Access to opportunity is not evenly distributed. In many cases, the difference in outcomes is not ability, but exposure. Measuring positioning would focus on whether institutions are enabling students to enter the spaces where opportunity exists.

Articulation (ability to compete)

Can students translate their learning into the language of the labour market?

This could be demonstrated through students’ ability to identify and evidence their skills, for example, through careers registration or similar tools, alongside application and interview success rates where available, and structured assessment of employability within the curriculum.

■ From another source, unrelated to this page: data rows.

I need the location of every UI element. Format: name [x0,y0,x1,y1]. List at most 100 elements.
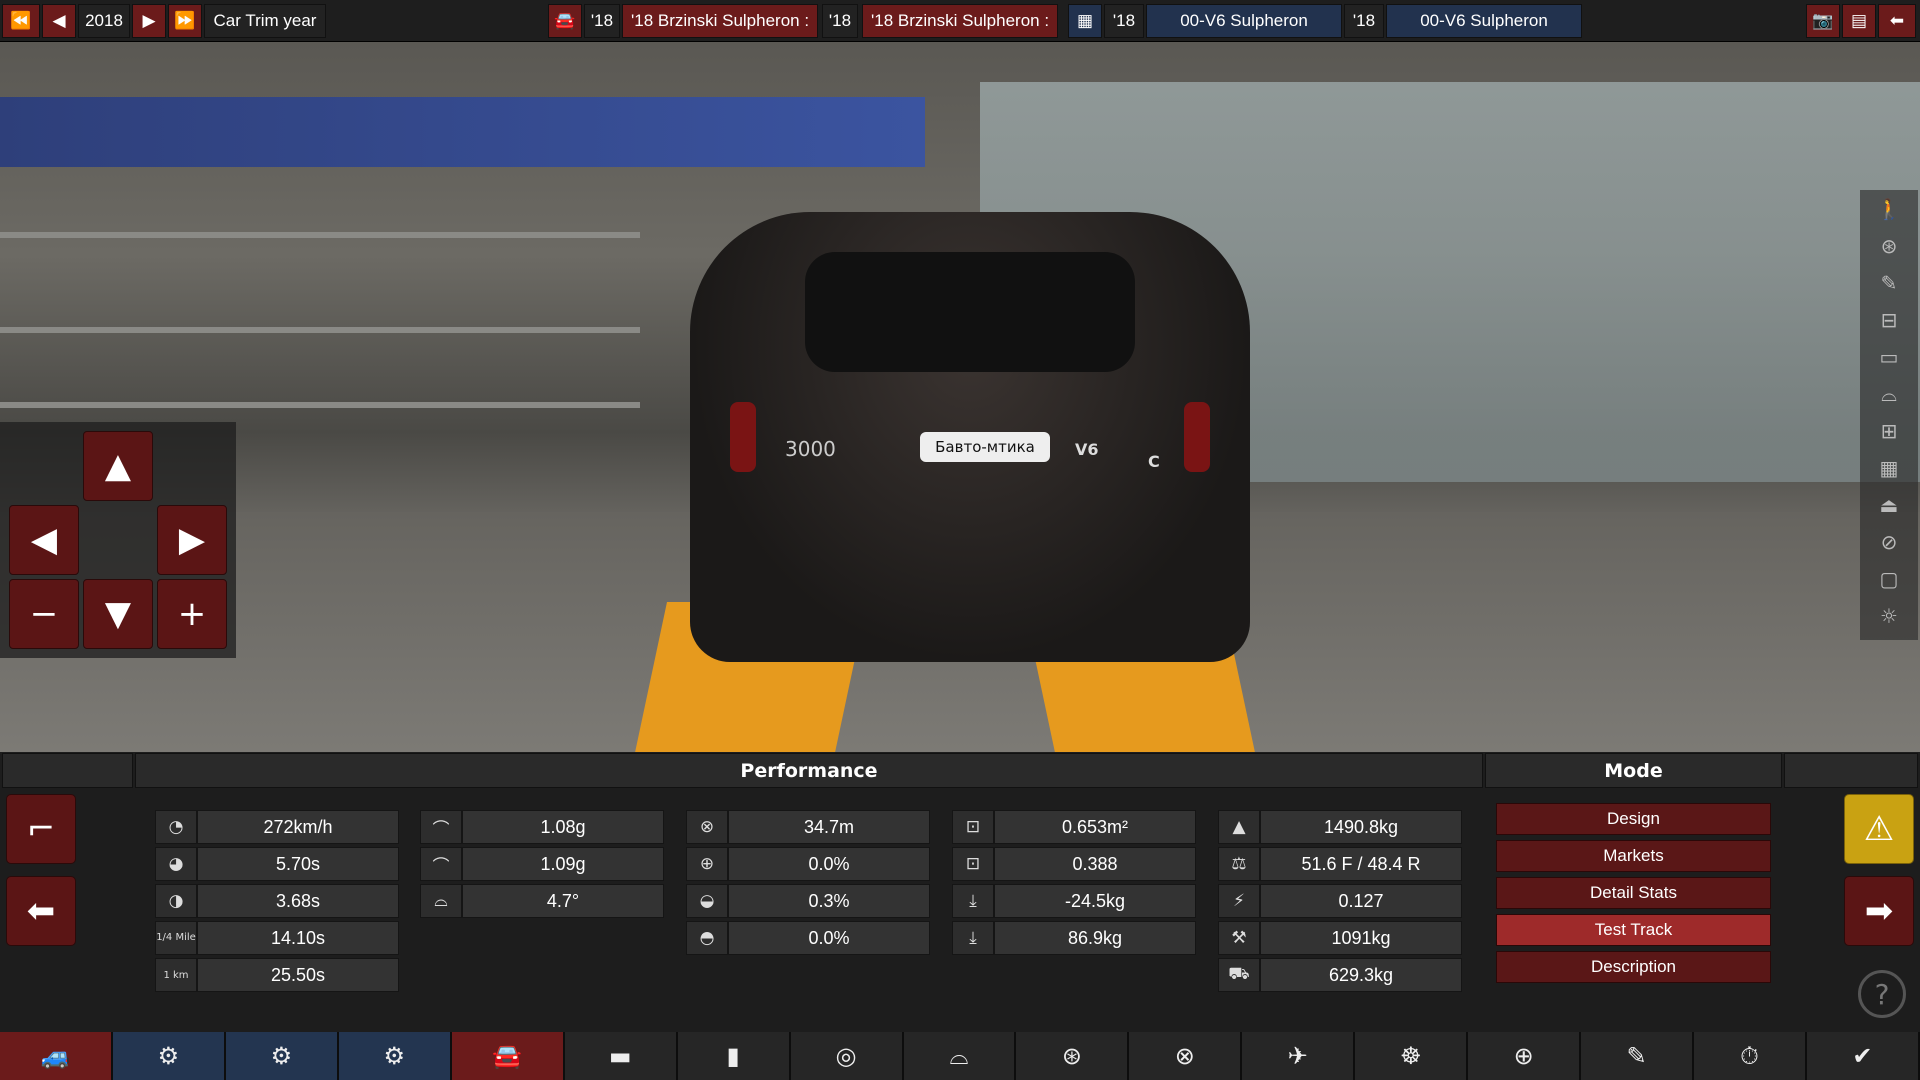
model-selector-2[interactable]: '18 Brzinski Sulpheron : [862,4,1058,38]
wheel-icon[interactable]: ⊛ [1860,227,1918,264]
mode-title: Mode [1485,753,1782,788]
brake-fade-icon: ⊕ [686,847,728,881]
person-icon[interactable]: 🚶 [1860,190,1918,227]
body-roll-icon: ⌓ [420,884,462,918]
stat-understeer: ◒ 0.3% [686,884,930,918]
mode-test-track-button[interactable]: Test Track [1496,914,1771,946]
garage-viewport[interactable]: 3000 Бавто-мтика V6 C [0,42,1920,752]
year-value: 2018 [78,4,130,38]
car-model-icon[interactable]: 🚘 [548,4,582,38]
engine-icon[interactable]: ▦ [1068,4,1102,38]
grid-view-icon[interactable]: ▦ [1860,449,1918,486]
nav-car-design-icon[interactable]: 🚘 [451,1032,565,1080]
tail-light-right [1184,402,1210,472]
shelf [0,232,640,238]
stat-0-60: ◑ 3.68s [155,884,399,918]
nav-engine-family-icon[interactable]: ⚙ [112,1032,226,1080]
grid-icon[interactable]: ▤ [1842,4,1876,38]
model-year-2: '18 [822,4,858,38]
curve-graph-icon[interactable]: ⌐ [6,794,76,864]
nav-car-icon[interactable]: 🚙 [0,1032,113,1080]
help-icon[interactable]: ? [1858,970,1906,1018]
year-label: Car Trim year [204,4,326,38]
nav-finish-icon[interactable]: ✔ [1807,1032,1920,1080]
camera-down-button[interactable]: ▼ [83,579,153,649]
nav-engine-parts-icon[interactable]: ⚙ [225,1032,339,1080]
model-selector-1[interactable]: '18 Brzinski Sulpheron : [622,4,818,38]
shelf [0,402,640,408]
stat-power-to-weight: ⚡ 0.127 [1218,884,1462,918]
nav-chassis-icon[interactable]: ▬ [564,1032,678,1080]
mode-description-button[interactable]: Description [1496,951,1771,983]
truck-icon: ⛟ [1218,958,1260,992]
camera-icon[interactable]: 📷 [1806,4,1840,38]
zoom-out-button[interactable]: − [9,579,79,649]
chassis-icon[interactable]: ⊟ [1860,301,1918,338]
stat-weight: ▲ 1490.8kg [1218,810,1462,844]
nav-wheels-icon[interactable]: ⊛ [1016,1032,1130,1080]
nav-interior-icon[interactable]: ☸ [1355,1032,1469,1080]
top-toolbar: ⏪ ◀ 2018 ▶ ⏩ Car Trim year 🚘 '18 '18 Brz… [0,0,1920,42]
quarter-mile-label: 1/4 Mile [155,921,197,955]
weight-icon: ▲ [1218,810,1260,844]
camera-left-button[interactable]: ◀ [9,505,79,575]
brake-disc-icon: ⊗ [686,810,728,844]
blank-header-right [1784,753,1918,788]
engine-year-2: '18 [1344,4,1384,38]
camera-up-button[interactable]: ▲ [83,431,153,501]
camera-right-button[interactable]: ▶ [157,505,227,575]
light-icon[interactable]: ☼ [1860,597,1918,634]
spray-icon[interactable]: ✎ [1860,264,1918,301]
panel-icon[interactable]: ▭ [1860,338,1918,375]
cornering-icon: ⌒ [420,810,462,844]
model-year-1: '18 [584,4,620,38]
nav-safety-icon[interactable]: ⊕ [1468,1032,1582,1080]
nav-test-track-icon[interactable]: ⏱ [1694,1032,1807,1080]
stat-rear-downforce: ⤓ 86.9kg [952,921,1196,955]
engine-selector-1[interactable]: 00-V6 Sulpheron [1146,4,1342,38]
lift-icon[interactable]: ⏏ [1860,486,1918,523]
stat-drag-coefficient: ⊡ 0.388 [952,847,1196,881]
nav-brakes-icon[interactable]: ⊗ [1129,1032,1243,1080]
prev-year-icon[interactable]: ◀ [42,4,76,38]
mode-detail-stats-button[interactable]: Detail Stats [1496,877,1771,909]
rear-window [805,252,1135,372]
stat-0-100: ◕ 5.70s [155,847,399,881]
nav-drivetrain-icon[interactable]: ▮ [677,1032,791,1080]
next-button[interactable]: ➡ [1844,876,1914,946]
stat-oversteer: ◓ 0.0% [686,921,930,955]
next-year-icon[interactable]: ▶ [132,4,166,38]
stat-body-roll: ⌓ 4.7° [420,884,664,918]
stat-lateral-g-2: ⌒ 1.09g [420,847,664,881]
mode-markets-button[interactable]: Markets [1496,840,1771,872]
nav-aero-icon[interactable]: ✈ [1242,1032,1356,1080]
trunk-badge-model: 3000 [785,437,836,461]
engine-selector-2[interactable]: 00-V6 Sulpheron [1386,4,1582,38]
stat-frontal-area: ⊡ 0.653m² [952,810,1196,844]
stat-weight-distribution: ⚖ 51.6 F / 48.4 R [1218,847,1462,881]
car-side-icon[interactable]: ⌓ [1860,375,1918,412]
back-button[interactable]: ⬅ [6,876,76,946]
nav-suspension-icon[interactable]: ◎ [790,1032,904,1080]
nav-engine-tune-icon[interactable]: ⚙ [338,1032,452,1080]
view-options-rail: 🚶 ⊛ ✎ ⊟ ▭ ⌓ ⊞ ▦ ⏏ ⊘ ▢ ☼ [1860,190,1918,640]
nav-paint-icon[interactable]: ✎ [1581,1032,1695,1080]
trunk-badge-c: C [1148,452,1160,471]
back-arrow-icon[interactable]: ⬅ [1878,4,1916,38]
wall-banner [0,97,925,167]
mode-design-button[interactable]: Design [1496,803,1771,835]
brake-icon[interactable]: ⊘ [1860,523,1918,560]
speedometer-icon: ◔ [155,810,197,844]
zoom-in-button[interactable]: + [157,579,227,649]
warning-icon[interactable]: ⚠ [1844,794,1914,864]
engine-bay-icon[interactable]: ⊞ [1860,412,1918,449]
km-label: 1 km [155,958,197,992]
fast-forward-icon[interactable]: ⏩ [168,4,202,38]
rewind-icon[interactable]: ⏪ [2,4,40,38]
nav-body-icon[interactable]: ⌓ [903,1032,1017,1080]
car-model: 3000 Бавто-мтика V6 C [690,212,1250,662]
stat-quarter-mile: 1/4 Mile 14.10s [155,921,399,955]
tools-icon: ⚒ [1218,921,1260,955]
stat-braking-distance: ⊗ 34.7m [686,810,930,844]
frame-icon[interactable]: ▢ [1860,560,1918,597]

Many graduates have valuable skills but struggle to communicate them effectively. A focus on articulation would look at how well students are prepared to navigate recruitment processes and demonstrate their value to employers.

Trajectory (development over time)

Are students making progress throughout their studies?

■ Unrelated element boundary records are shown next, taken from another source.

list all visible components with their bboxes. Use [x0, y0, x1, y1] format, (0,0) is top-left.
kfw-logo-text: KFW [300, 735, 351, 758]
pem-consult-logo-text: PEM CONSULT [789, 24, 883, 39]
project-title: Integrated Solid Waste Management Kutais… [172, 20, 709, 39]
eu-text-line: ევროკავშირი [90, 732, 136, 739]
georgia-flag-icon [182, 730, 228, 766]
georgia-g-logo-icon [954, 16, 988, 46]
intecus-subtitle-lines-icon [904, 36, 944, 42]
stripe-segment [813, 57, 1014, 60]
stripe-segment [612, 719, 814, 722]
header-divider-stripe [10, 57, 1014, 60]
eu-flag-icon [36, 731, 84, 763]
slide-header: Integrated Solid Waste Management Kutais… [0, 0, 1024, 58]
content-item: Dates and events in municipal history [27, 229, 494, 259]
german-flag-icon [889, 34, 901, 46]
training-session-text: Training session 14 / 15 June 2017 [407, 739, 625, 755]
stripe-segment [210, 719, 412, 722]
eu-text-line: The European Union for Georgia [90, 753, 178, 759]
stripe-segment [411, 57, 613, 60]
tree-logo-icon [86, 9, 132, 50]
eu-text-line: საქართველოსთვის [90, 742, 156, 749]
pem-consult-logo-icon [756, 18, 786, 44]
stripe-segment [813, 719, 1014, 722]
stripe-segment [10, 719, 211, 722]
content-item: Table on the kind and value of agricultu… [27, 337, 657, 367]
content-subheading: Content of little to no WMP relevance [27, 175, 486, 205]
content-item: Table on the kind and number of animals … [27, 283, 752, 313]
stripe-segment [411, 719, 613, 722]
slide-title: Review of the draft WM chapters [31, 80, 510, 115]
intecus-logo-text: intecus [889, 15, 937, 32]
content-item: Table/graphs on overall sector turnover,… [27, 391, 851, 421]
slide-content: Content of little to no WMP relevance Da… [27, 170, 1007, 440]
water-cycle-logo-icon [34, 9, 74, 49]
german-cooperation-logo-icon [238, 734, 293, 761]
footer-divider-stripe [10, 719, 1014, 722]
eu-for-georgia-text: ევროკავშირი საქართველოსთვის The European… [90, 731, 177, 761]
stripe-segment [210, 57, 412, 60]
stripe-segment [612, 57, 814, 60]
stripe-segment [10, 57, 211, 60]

This could be tracked through engagement with careers and employability support before the final year, movement from unclear to defined career goals, and increasing participation in relevant experiences.

By the final year, it is often too late to begin this process. A trajectory lens would assess whether institutions are supporting that development early enough to make a difference.

Place-based impact (contribution beyond the individual)

Where relevant, how do graduate outcomes contribute to regional skills needs and local economies?

This could include graduate retention within the region, alignment to local priority sectors, and partnerships with regional employers.

This recognises that success is not only individual, but also systemic. Universities play a key role in supporting local labour markets, and this should be visible in how outcomes are understood.

From measurement to understanding

Many of these indicators already exist within institutions, through engagement data, placement activity, careers support and student development tracking. The issue is not data collection, but coherence.

A Graduate Excellence Framework would not necessarily require entirely new data, but a more structured way of bringing existing insights together. It is less about adding reporting requirements and more about making better use of information that is already available.

For institutions, this matters. Any new framework risks being seen as an additional administrative burden. If designed well, a GEF could reduce duplication by bringing together data that is currently collected in silos across academic departments, careers services and employer engagement teams.

There are, of course, challenges. Leading indicators can be harder to standardise and may be vulnerable to gaming if poorly designed. These challenges are not unique. Existing frameworks already balance metrics with structured narrative and external validation. The alternative, reliance on a single lagging indicator, is arguably more problematic.

A system that only measures outcomes risks misdiagnosing the problem it is trying to solve.

A more complete picture of success

Graduate Outcomes will remain an important part of how we understand higher education. But it cannot, on its own, carry the full weight of defining success.

If we want to improve outcomes, we need to measure the conditions that create them.

Because the real question is not just where graduates end up, but whether they were ever in a position to succeed in the first place.